Nim się zorientowali, dziennikarz znalazł lukę w kordonie policjantów i podbiegł do Patricka. Błysnął mu fleszem po oczach.
- Panie Jane, czy to prawda, że Red John zabił Pana rodzinę?
Agentka Lisbon podskoczyła w miejscu, po czym natychmiast zaczęła biec w stronę nachalnego pismaka.
Jane stanął w miejscu. Pozostali dziennikarze zwęszyli okazję. Kilkanaście metrów od niego błysnęło więcej fleszy, ruszyły kamery.
- Co pan czuje, panie Jane? - nie poddawał się mężczyzna.
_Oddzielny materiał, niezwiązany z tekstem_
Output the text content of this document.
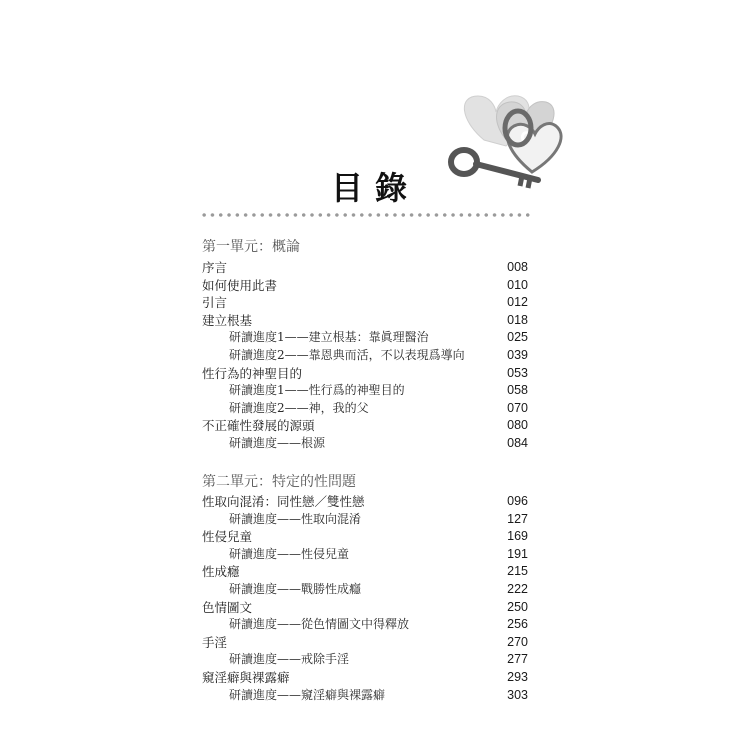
目錄
第一單元：概論
序言	008
如何使用此書	010
引言	012
建立根基	018
研讀進度1——建立根基：靠眞理醫治	025
研讀進度2——靠恩典而活，不以表現爲導向	039
性行為的神聖目的	053
研讀進度1——性行爲的神聖目的	058
研讀進度2——神，我的父	070
不正確性發展的源頭	080
研讀進度——根源	084
第二單元：特定的性問題
性取向混淆：同性戀／雙性戀	096
研讀進度——性取向混淆	127
性侵兒童	169
研讀進度——性侵兒童	191
性成癮	215
研讀進度——戰勝性成癮	222
色情圖文	250
研讀進度——從色情圖文中得釋放	256
手淫	270
研讀進度——戒除手淫	277
窺淫癖與裸露癖	293
研讀進度——窺淫癖與裸露癖	303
Błysnął fleszem jeszcze kilka razy.
Jane stał perfekcyjnie nieruchomo. Był tak blady, że w Muzeum Figur Woskowych Madame Tussaud nie odróżniałby się niczym od modeli. Przez ułamek sekundy jego mózg odtworzył to, co zarejestrował w pokoju na górze, we własnym domu. Tyle wystarczyło. Lisbon była tylko kilka metrów od nich, gdy Jane rzucił się na dziennikarza w przypływie niepohamowanej wściekłości
- Ty skurwysynu! - dwoma ciosami zmasakrował mu twarz. Mężczyzna przewrócił się, a Patrick wykorzystał to i kopnął w kosztowną lustrzankę, zawieszoną na jego szyi. Rozległ się brzęk tłuczonego szkła. - Ty pieprzony skurwysynu!
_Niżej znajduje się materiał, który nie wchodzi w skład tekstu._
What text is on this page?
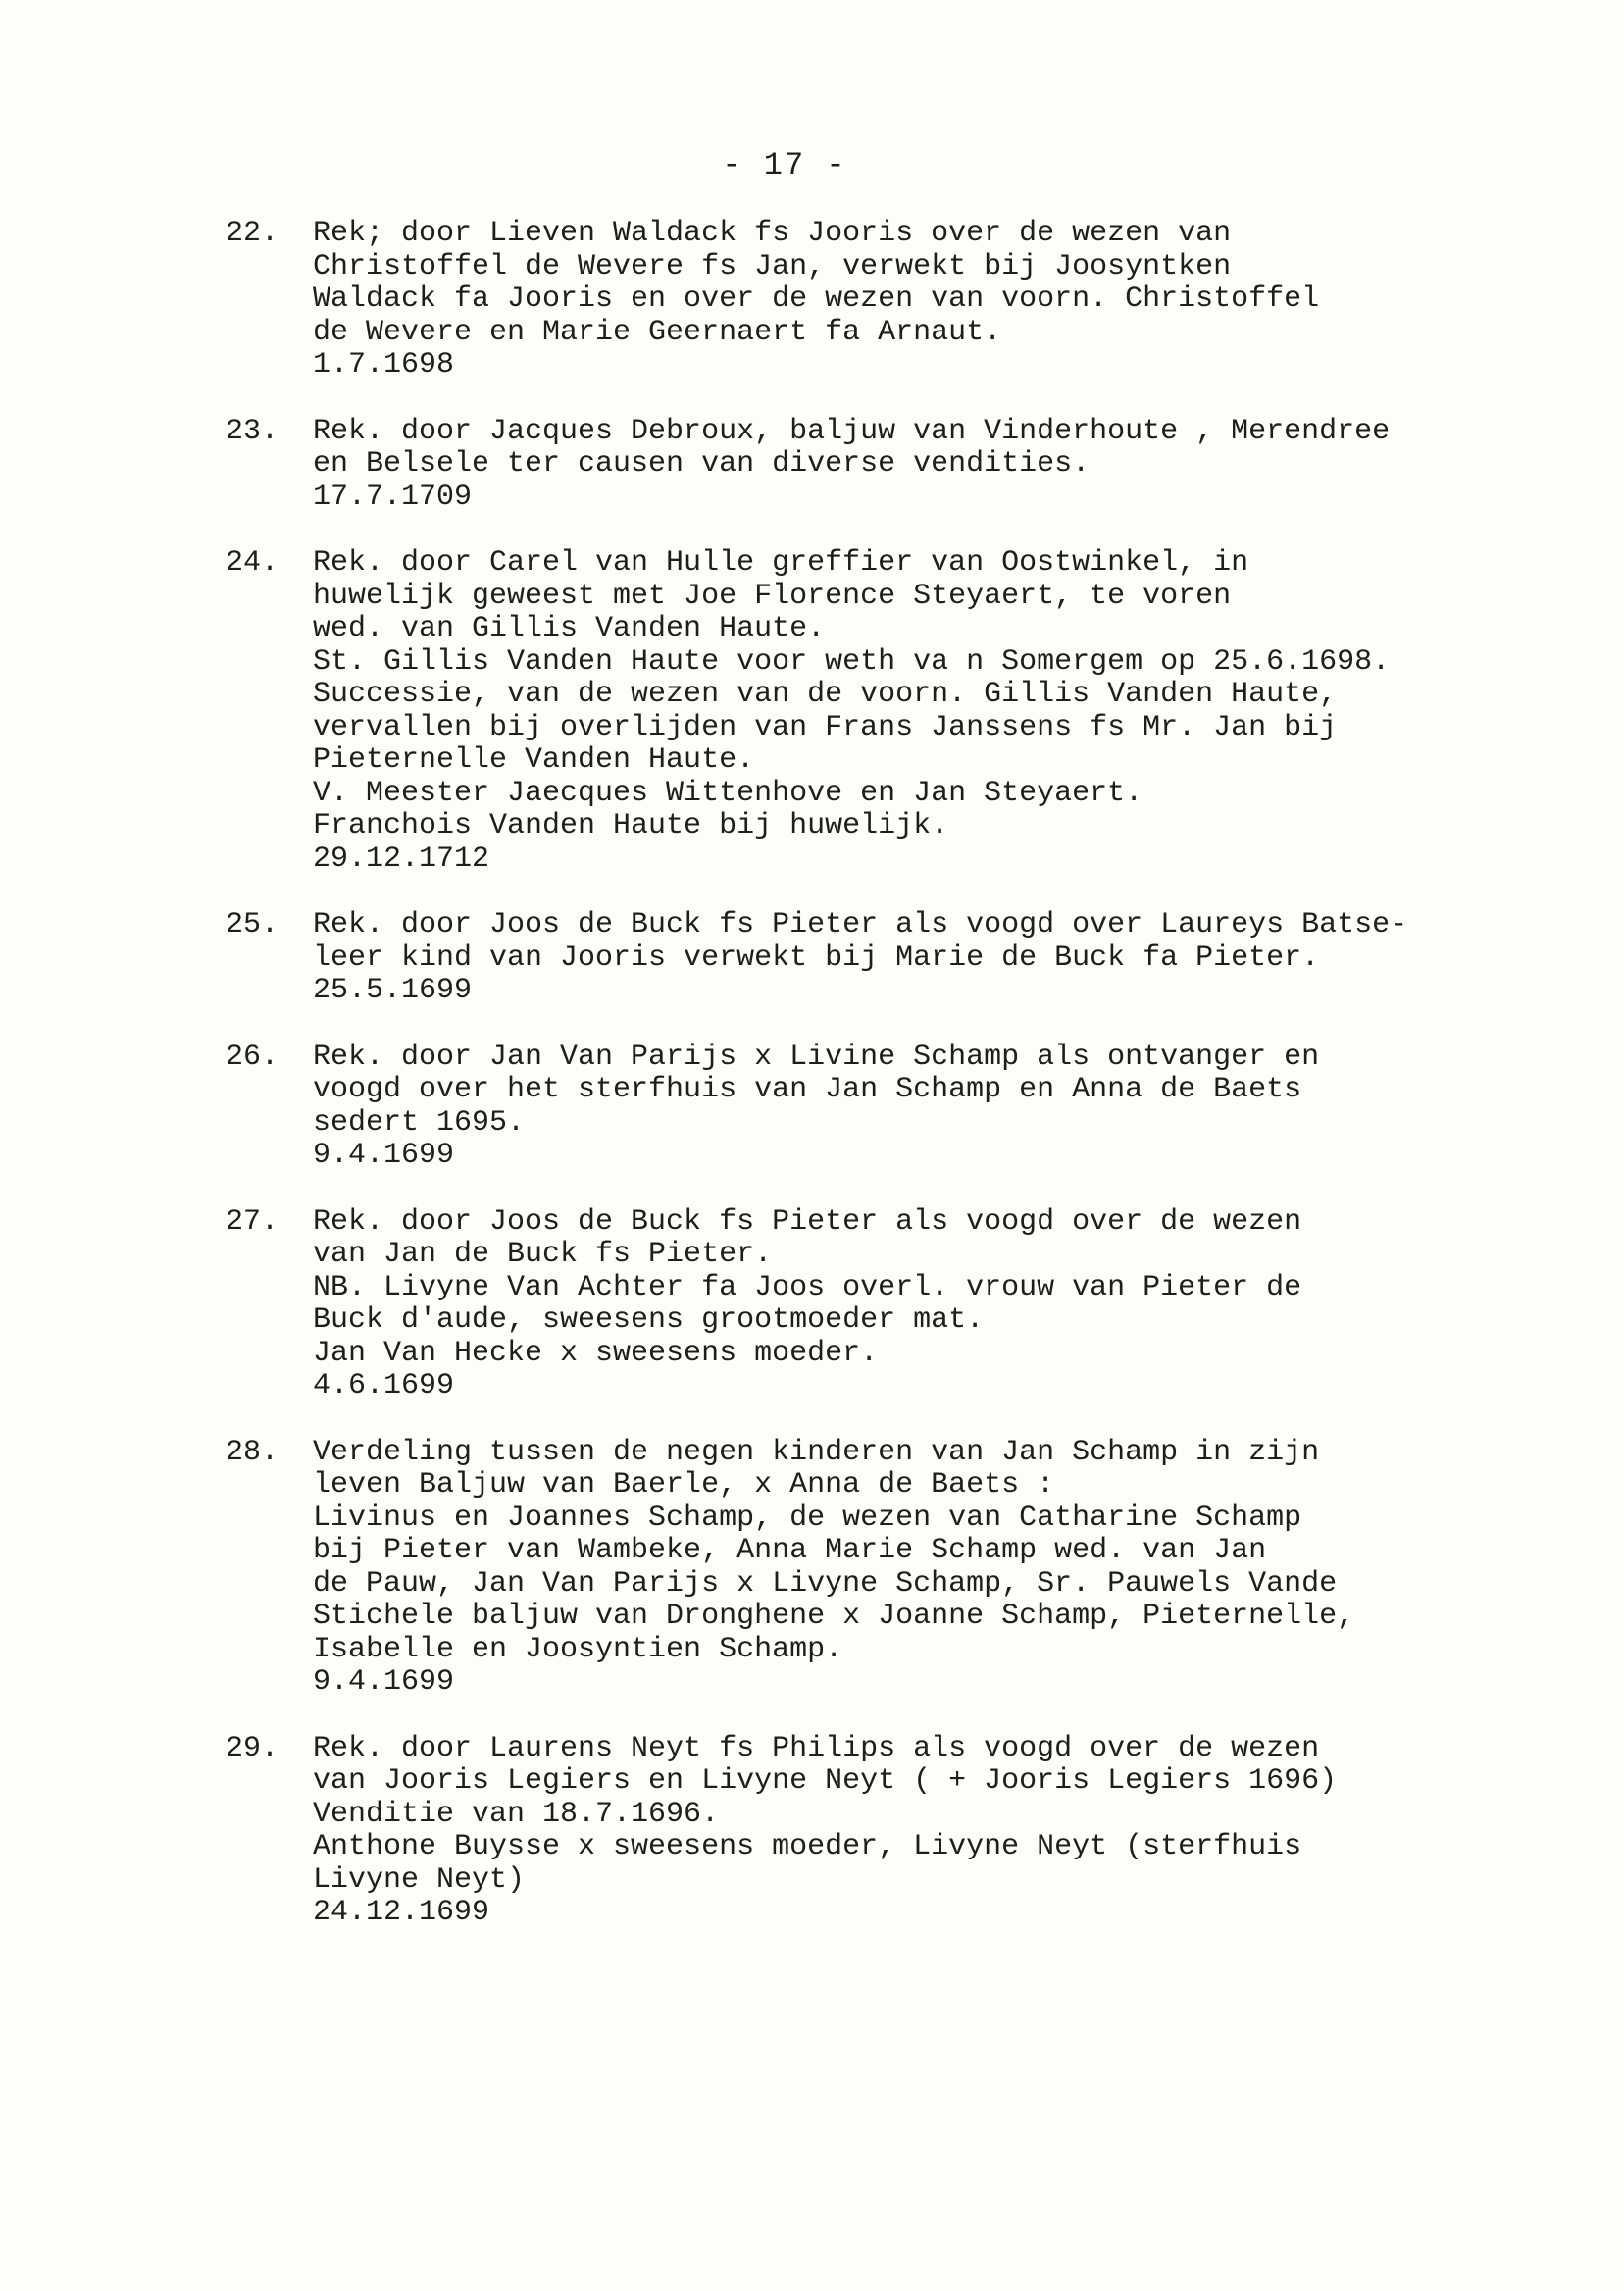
- 17 -
22. Rek; door Lieven Waldack fs Jooris over de wezen van
Christoffel de Wevere fs Jan, verwekt bij Joosyntken
Waldack fa Jooris en over de wezen van voorn. Christoffel
de Wevere en Marie Geernaert fa Arnaut.
1.7.1698
23. Rek. door Jacques Debroux, baljuw van Vinderhoute , Merendree
en Belsele ter causen van diverse vendities.
17.7.1709
24. Rek. door Carel van Hulle greffier van Oostwinkel, in
huwelijk geweest met Joe Florence Steyaert, te voren
wed. van Gillis Vanden Haute.
St. Gillis Vanden Haute voor weth va n Somergem op 25.6.1698.
Successie, van de wezen van de voorn. Gillis Vanden Haute,
vervallen bij overlijden van Frans Janssens fs Mr. Jan bij
Pieternelle Vanden Haute.
V. Meester Jaecques Wittenhove en Jan Steyaert.
Franchois Vanden Haute bij huwelijk.
29.12.1712
25. Rek. door Joos de Buck fs Pieter als voogd over Laureys Batse-
leer kind van Jooris verwekt bij Marie de Buck fa Pieter.
25.5.1699
26. Rek. door Jan Van Parijs x Livine Schamp als ontvanger en
voogd over het sterfhuis van Jan Schamp en Anna de Baets
sedert 1695.
9.4.1699
27. Rek. door Joos de Buck fs Pieter als voogd over de wezen
van Jan de Buck fs Pieter.
NB. Livyne Van Achter fa Joos overl. vrouw van Pieter de
Buck d'aude, sweesens grootmoeder mat.
Jan Van Hecke x sweesens moeder.
4.6.1699
28. Verdeling tussen de negen kinderen van Jan Schamp in zijn
leven Baljuw van Baerle, x Anna de Baets :
Livinus en Joannes Schamp, de wezen van Catharine Schamp
bij Pieter van Wambeke, Anna Marie Schamp wed. van Jan
de Pauw, Jan Van Parijs x Livyne Schamp, Sr. Pauwels Vande
Stichele baljuw van Dronghene x Joanne Schamp, Pieternelle,
Isabelle en Joosyntien Schamp.
9.4.1699
29. Rek. door Laurens Neyt fs Philips als voogd over de wezen
van Jooris Legiers en Livyne Neyt ( + Jooris Legiers 1696)
Venditie van 18.7.1696.
Anthone Buysse x sweesens moeder, Livyne Neyt (sterfhuis
Livyne Neyt)
24.12.1699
Ukląkł i chciał dalej walić w półprzytomnego intruza jak w prywatny worek treningowy, ale dobiegła do niego Teresa i przy pomocy Laury odciągnęła go na bok. Po chwili było przy nich mnóstwo policjantów. Rigsby i Cho pomogli zaciągnąć wyrywającego się Patricka do vana. Musieli mu założyć kajdanki - Laura bowiem była bezsilna, choć próbowała wszystkich możliwych i niemożliwych metod perswazji. Teresa patrzyła zdumiona na skutego Jane'a - przecież słynął on z łagodności i uprzejmości. "Pierwszy dżentelmen szklanego ekranu" - jak ochrzcił go jeden z brukowców. No to teraz będą mieli dżentelmena - pomyślała cierpko, patrząc na tłum za barierkami. Medycy zajęli się cierpiącym dziennikarzem. Nie żałowała go wcale. Kretyn. Zasłużył. Mało tego, z przyjemnością zabierze go za kratki na ile się da za to, że nie wykonywał poleceń policjantów.
Jej uwagę odwrócił tępy dźwięk, dobiegający z vana. To Jane tłukł głową w boczną szybę.
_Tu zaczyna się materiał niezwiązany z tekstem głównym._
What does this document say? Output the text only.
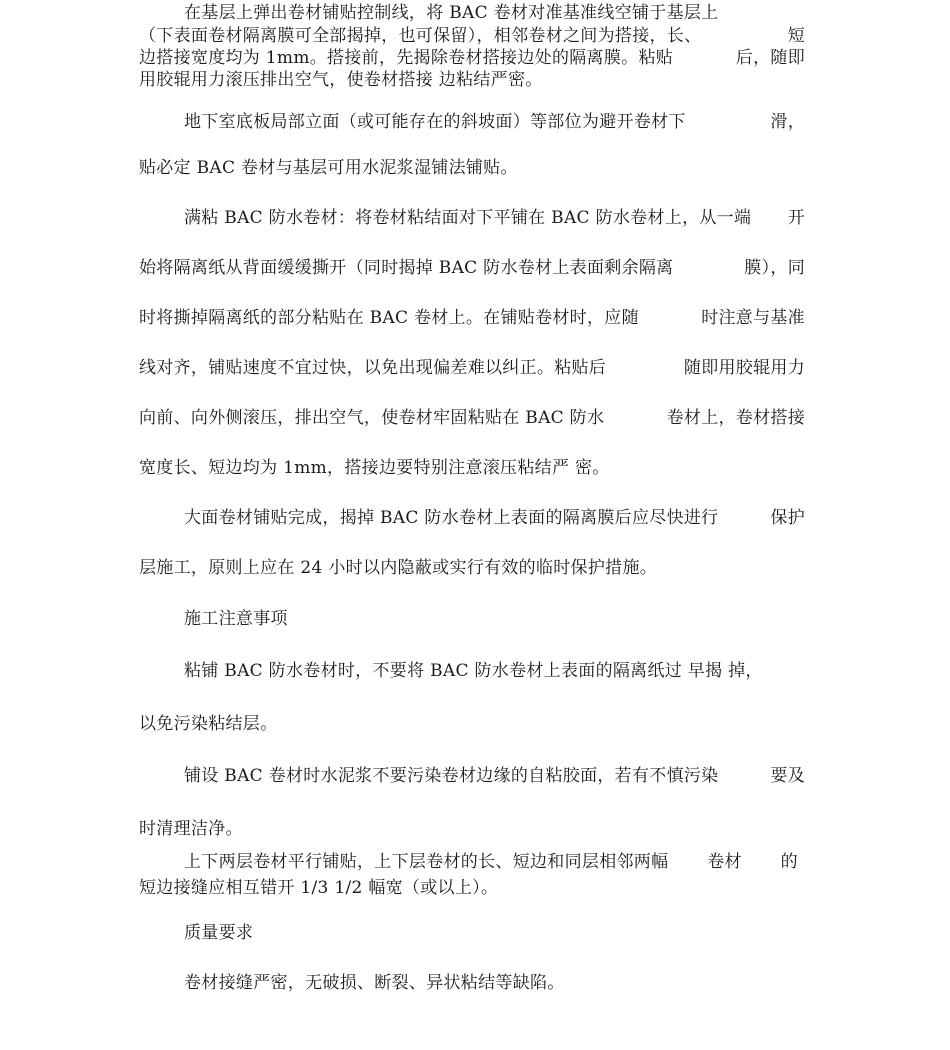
在基层上弹出卷材铺贴控制线，将 BAC 卷材对准基准线空铺于基层上
（下表面卷材隔离膜可全部揭掉，也可保留），相邻卷材之间为搭接，长、	短
边搭接宽度均为 1mm。搭接前，先揭除卷材搭接边处的隔离膜。粘贴	后，随即
用胶辊用力滚压排出空气，使卷材搭接 边粘结严密。
地下室底板局部立面（或可能存在的斜坡面）等部位为避开卷材下	滑，
贴必定 BAC 卷材与基层可用水泥浆湿铺法铺贴。
满粘 BAC 防水卷材：将卷材粘结面对下平铺在 BAC 防水卷材上，从一端 开
始将隔离纸从背面缓缓撕开（同时揭掉 BAC 防水卷材上表面剩余隔离	膜），同
时将撕掉隔离纸的部分粘贴在 BAC 卷材上。在铺贴卷材时，应随	时注意与基准
线对齐，铺贴速度不宜过快，以免出现偏差难以纠正。粘贴后	随即用胶辊用力
向前、向外侧滚压，排出空气，使卷材牢固粘贴在 BAC 防水	卷材上，卷材搭接
宽度长、短边均为 1mm，搭接边要特别注意滚压粘结严 密。
大面卷材铺贴完成，揭掉 BAC 防水卷材上表面的隔离膜后应尽快进行	保护
层施工，原则上应在 24 小时以内隐蔽或实行有效的临时保护措施。
施工注意事项
粘铺 BAC 防水卷材时，不要将 BAC 防水卷材上表面的隔离纸过 早揭 掉，
以免污染粘结层。
铺设 BAC 卷材时水泥浆不要污染卷材边缘的自粘胶面，若有不慎污染	要及
时清理洁净。
上下两层卷材平行铺贴，上下层卷材的长、短边和同层相邻两幅 卷材 的
短边接缝应相互错开 1/3 1/2 幅宽（或以上）。
质量要求
卷材接缝严密，无破损、断裂、异状粘结等缺陷。
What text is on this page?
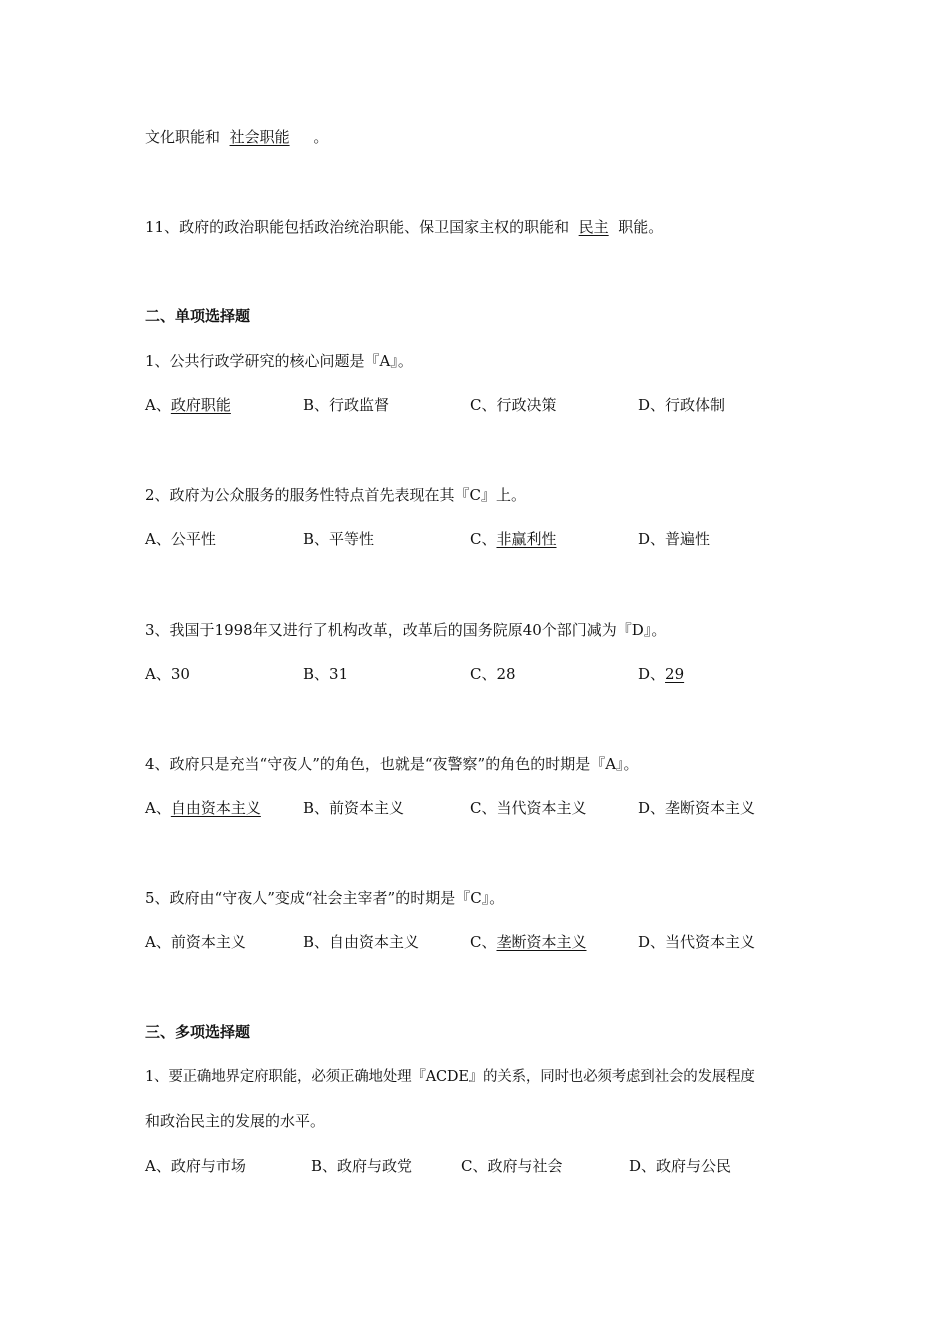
文化职能和 社会职能 。
11、政府的政治职能包括政治统治职能、保卫国家主权的职能和 民主 职能。
二、单项选择题
1、公共行政学研究的核心问题是『A』。
A、政府职能	B、行政监督	C、行政决策	D、行政体制
2、政府为公众服务的服务性特点首先表现在其『C』上。
A、公平性	B、平等性	C、非赢利性	D、普遍性
3、我国于1998年又进行了机构改革，改革后的国务院原40个部门减为『D』。
A、30	B、31	C、28	D、29
4、政府只是充当“守夜人”的角色，也就是“夜警察”的角色的时期是『A』。
A、自由资本主义	B、前资本主义	C、当代资本主义	D、垄断资本主义
5、政府由“守夜人”变成“社会主宰者”的时期是『C』。
A、前资本主义	B、自由资本主义	C、垄断资本主义	D、当代资本主义
三、多项选择题
1、要正确地界定府职能，必须正确地处理『ACDE』的关系，同时也必须考虑到社会的发展程度
和政治民主的发展的水平。
A、政府与市场	B、政府与政党	C、政府与社会	D、政府与公民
- Matko jedyna, zabierzmy go stąd - wyszeptał Cho, patrząc na blondyna ze strachem. Nie o siebie się bał ani nie o samochód, to głowa Jane'a mogła ucierpieć w starciu z pancerną szybą.
- Lisbon? - Rigsby niemal szeptał - Ktoś musi prowadzić samochód, ja i Cho musimy go trzymać.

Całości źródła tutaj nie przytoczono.